Le groupe n'a pas arrêté sa stratégie concernant les sièges des conseillers fédéraux Eveline Widmer-Schlumpf et Johann Schneider- Ammann. La ministre PBD est proche des positions vert'libérales, notamment en matière de nucléaire, a toutefois souligné Tiana Moser.

Le groupe entend par contre voter pour les conseillers fédéraux sortants «non contestés» Simonetta Sommaruga, Doris Leuthard, Didier Burkhalter et Ueli Maurer.

Après avoir auditionné les candidats socialistes et UDC au Conseil fédéral, le groupe a décidé de soutenir à une grande majorité le conseiller aux Etats fribourgeois Alain Berset, en raison de ses positions sur les questions environnementales. Pierre- Yves Maillard est également un bon candidat, a assuré Tiana Moser.

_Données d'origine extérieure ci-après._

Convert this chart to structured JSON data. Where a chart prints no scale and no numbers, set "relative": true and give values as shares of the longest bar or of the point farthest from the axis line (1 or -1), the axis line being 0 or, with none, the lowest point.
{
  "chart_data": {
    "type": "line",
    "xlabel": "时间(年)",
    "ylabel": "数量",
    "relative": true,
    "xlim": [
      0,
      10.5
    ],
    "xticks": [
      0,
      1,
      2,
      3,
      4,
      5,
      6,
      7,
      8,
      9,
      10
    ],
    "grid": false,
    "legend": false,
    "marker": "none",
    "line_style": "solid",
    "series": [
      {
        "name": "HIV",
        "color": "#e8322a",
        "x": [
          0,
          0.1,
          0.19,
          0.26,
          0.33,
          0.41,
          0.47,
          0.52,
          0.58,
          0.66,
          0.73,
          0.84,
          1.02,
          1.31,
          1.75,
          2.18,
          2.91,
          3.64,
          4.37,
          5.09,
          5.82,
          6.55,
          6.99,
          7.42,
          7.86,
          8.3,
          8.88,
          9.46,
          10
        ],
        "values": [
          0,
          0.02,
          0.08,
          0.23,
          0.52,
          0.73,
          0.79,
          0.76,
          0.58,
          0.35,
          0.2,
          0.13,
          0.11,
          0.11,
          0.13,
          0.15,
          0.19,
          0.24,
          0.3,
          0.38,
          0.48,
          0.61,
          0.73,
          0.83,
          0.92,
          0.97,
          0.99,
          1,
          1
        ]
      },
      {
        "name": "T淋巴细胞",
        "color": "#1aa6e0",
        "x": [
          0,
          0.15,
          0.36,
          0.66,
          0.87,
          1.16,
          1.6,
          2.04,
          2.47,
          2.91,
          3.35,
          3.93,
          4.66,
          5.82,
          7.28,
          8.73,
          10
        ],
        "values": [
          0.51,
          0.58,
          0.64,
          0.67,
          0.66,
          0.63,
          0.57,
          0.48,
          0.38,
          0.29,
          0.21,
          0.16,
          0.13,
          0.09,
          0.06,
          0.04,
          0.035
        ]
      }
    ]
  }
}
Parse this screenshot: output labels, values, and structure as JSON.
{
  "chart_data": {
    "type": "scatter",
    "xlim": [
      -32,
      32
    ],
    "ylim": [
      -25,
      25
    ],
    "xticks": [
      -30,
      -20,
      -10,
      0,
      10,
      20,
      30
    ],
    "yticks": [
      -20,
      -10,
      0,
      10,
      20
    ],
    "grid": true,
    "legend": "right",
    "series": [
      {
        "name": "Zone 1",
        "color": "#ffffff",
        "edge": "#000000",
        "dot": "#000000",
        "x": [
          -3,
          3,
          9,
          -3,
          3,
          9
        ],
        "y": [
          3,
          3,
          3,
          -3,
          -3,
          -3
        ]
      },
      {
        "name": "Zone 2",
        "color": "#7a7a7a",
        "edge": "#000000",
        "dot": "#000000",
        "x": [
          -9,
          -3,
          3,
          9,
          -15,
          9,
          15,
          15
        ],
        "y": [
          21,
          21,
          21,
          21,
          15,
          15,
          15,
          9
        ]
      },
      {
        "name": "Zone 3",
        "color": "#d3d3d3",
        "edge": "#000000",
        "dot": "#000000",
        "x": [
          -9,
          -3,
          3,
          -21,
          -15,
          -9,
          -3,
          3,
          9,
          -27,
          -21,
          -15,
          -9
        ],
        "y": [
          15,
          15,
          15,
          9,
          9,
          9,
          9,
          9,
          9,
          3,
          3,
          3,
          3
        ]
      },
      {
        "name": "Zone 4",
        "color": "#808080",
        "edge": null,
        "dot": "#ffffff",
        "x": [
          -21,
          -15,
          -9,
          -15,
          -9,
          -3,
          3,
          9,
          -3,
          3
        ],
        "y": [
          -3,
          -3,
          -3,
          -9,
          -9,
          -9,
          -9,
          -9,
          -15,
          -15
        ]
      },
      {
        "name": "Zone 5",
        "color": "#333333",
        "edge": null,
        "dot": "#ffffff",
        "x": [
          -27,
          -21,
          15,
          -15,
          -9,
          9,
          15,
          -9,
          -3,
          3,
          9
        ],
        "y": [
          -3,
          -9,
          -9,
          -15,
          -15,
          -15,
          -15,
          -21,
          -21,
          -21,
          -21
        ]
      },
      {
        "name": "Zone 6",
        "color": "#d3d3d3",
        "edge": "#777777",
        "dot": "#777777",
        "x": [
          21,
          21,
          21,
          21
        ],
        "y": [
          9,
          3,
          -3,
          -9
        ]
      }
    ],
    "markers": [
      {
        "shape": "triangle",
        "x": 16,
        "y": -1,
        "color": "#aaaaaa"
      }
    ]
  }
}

En revanche, les parlementaires reprendront le 13 décembre la discussion sur les candidats UDC Jean-François Rime et Bruno Zuppiger.

(ats)

L'élection au Conseil fédéral en live

Mercredi 14 décembre dès 8h du matin, 20 minutes online retransmet en direct et en vidéo l'élection des sept conseillers fédéraux. Notre rédaction animera cette journée par des analyses d'experts, des témoignages sur place et vous permettra de poser vos questions à des spécialistes. Retrouvez toutes les informations sur 20minutes.ch ou sur nos pages facebook et twitter.

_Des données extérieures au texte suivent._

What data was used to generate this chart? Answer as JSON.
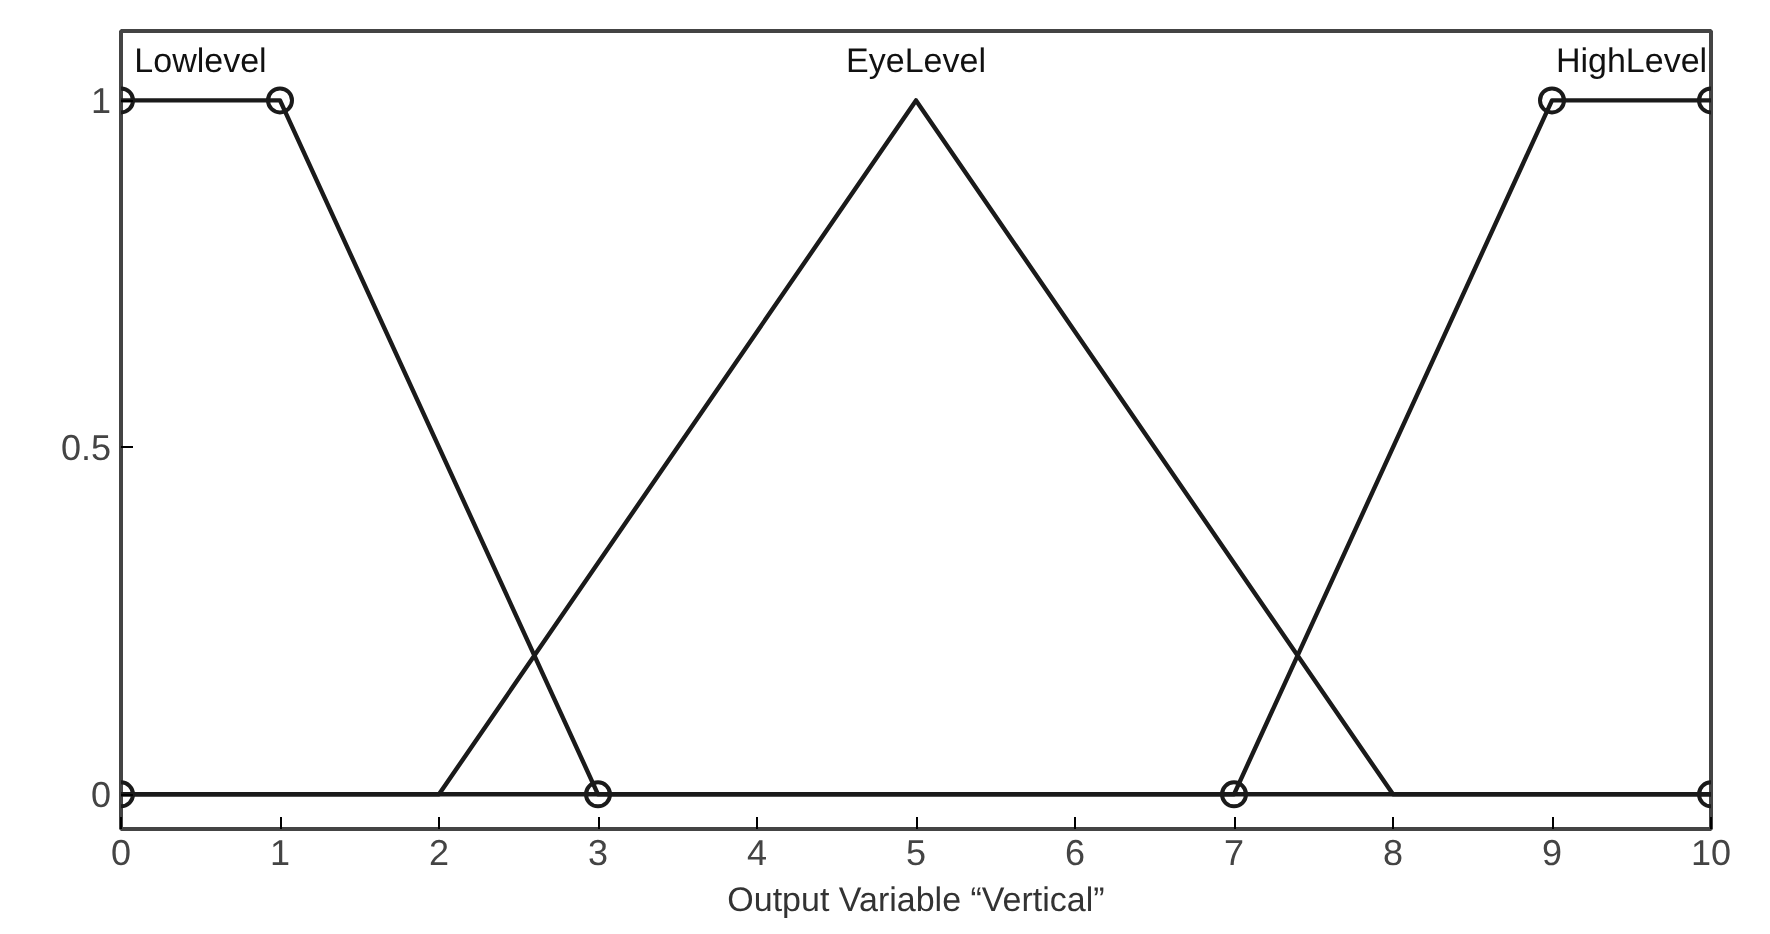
{
  "chart_data": {
    "type": "line",
    "xlabel": "Output Variable “Vertical”",
    "xlim": [
      0,
      10
    ],
    "ylim": [
      -0.05,
      1.1
    ],
    "xticks": [
      0,
      1,
      2,
      3,
      4,
      5,
      6,
      7,
      8,
      9,
      10
    ],
    "yticks": [
      0,
      0.5,
      1
    ],
    "grid": false,
    "line_style": "solid",
    "series": [
      {
        "name": "Lowlevel",
        "color": "#1a1a1a",
        "marker": "circle",
        "x": [
          0,
          1,
          3,
          10
        ],
        "values": [
          1,
          1,
          0,
          0
        ]
      },
      {
        "name": "EyeLevel",
        "color": "#1a1a1a",
        "marker": "none",
        "x": [
          0,
          2,
          5,
          8,
          10
        ],
        "values": [
          0,
          0,
          1,
          0,
          0
        ]
      },
      {
        "name": "HighLevel",
        "color": "#1a1a1a",
        "marker": "circle",
        "x": [
          0,
          7,
          9,
          10
        ],
        "values": [
          0,
          0,
          1,
          1
        ]
      }
    ]
  }
}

Auditions par le PLR: les UDC esquivent la question d'une attaque

Le groupe parlementaire libéral-radical a auditionné mardi les quatre candidats UDC et socialistes au Conseil fédéral. A l'issue des entretiens, les démocrates du centre ont sciemment esquivé les questions concernant une éventuelle attaque contre le siège de Johann Schneider-Ammann.

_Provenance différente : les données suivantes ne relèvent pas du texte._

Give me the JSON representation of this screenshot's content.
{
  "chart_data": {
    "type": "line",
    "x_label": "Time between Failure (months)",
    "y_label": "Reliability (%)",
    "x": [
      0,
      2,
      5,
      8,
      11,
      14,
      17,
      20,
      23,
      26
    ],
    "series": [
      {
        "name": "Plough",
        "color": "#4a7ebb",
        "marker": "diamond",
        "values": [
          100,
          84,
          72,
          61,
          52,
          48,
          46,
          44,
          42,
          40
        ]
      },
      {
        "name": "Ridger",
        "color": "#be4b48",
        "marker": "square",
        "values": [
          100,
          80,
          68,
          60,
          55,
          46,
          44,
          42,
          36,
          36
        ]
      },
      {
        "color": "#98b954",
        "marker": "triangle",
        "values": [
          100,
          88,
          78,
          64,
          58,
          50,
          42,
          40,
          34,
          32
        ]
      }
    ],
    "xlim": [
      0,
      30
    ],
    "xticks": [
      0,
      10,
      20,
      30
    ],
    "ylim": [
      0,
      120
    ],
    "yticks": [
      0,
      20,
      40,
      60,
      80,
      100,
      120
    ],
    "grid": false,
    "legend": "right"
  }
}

La question a été posée au sein du groupe PLR. «Mais ce n'était pas un sujet de discussion», a affirmé l'UDC fribourgeois Jean- François Rime devant la presse. Et d'affirmer que son parti espère pouvoir convaincre le PS et le PDC d'élire un Conseil fédéral composé de deux UDC, deux socialistes, deux PLR et un PDC.

Le Zurichois Bruno Zuppiger n'a pas été plus clair concernant la stratégie de son parti s'il n'arrive pas à déloger la PBD Eveline Widmer-Schlumpf. «C'est le parti qui décide et pas moi», a-t-il déclaré. «Si les autres brisent la concordance, je ne sais pas ce qui se passera».

Du côté des socialistes Alain Berset et Pierre-Yves Maillard, la confiance était de mise. Le Vaudois s'est toutefois fait remarquer en arborant cette fois une cravate. «C'est fait et comme ça on passe à autre chose», a commenté M.Maillard.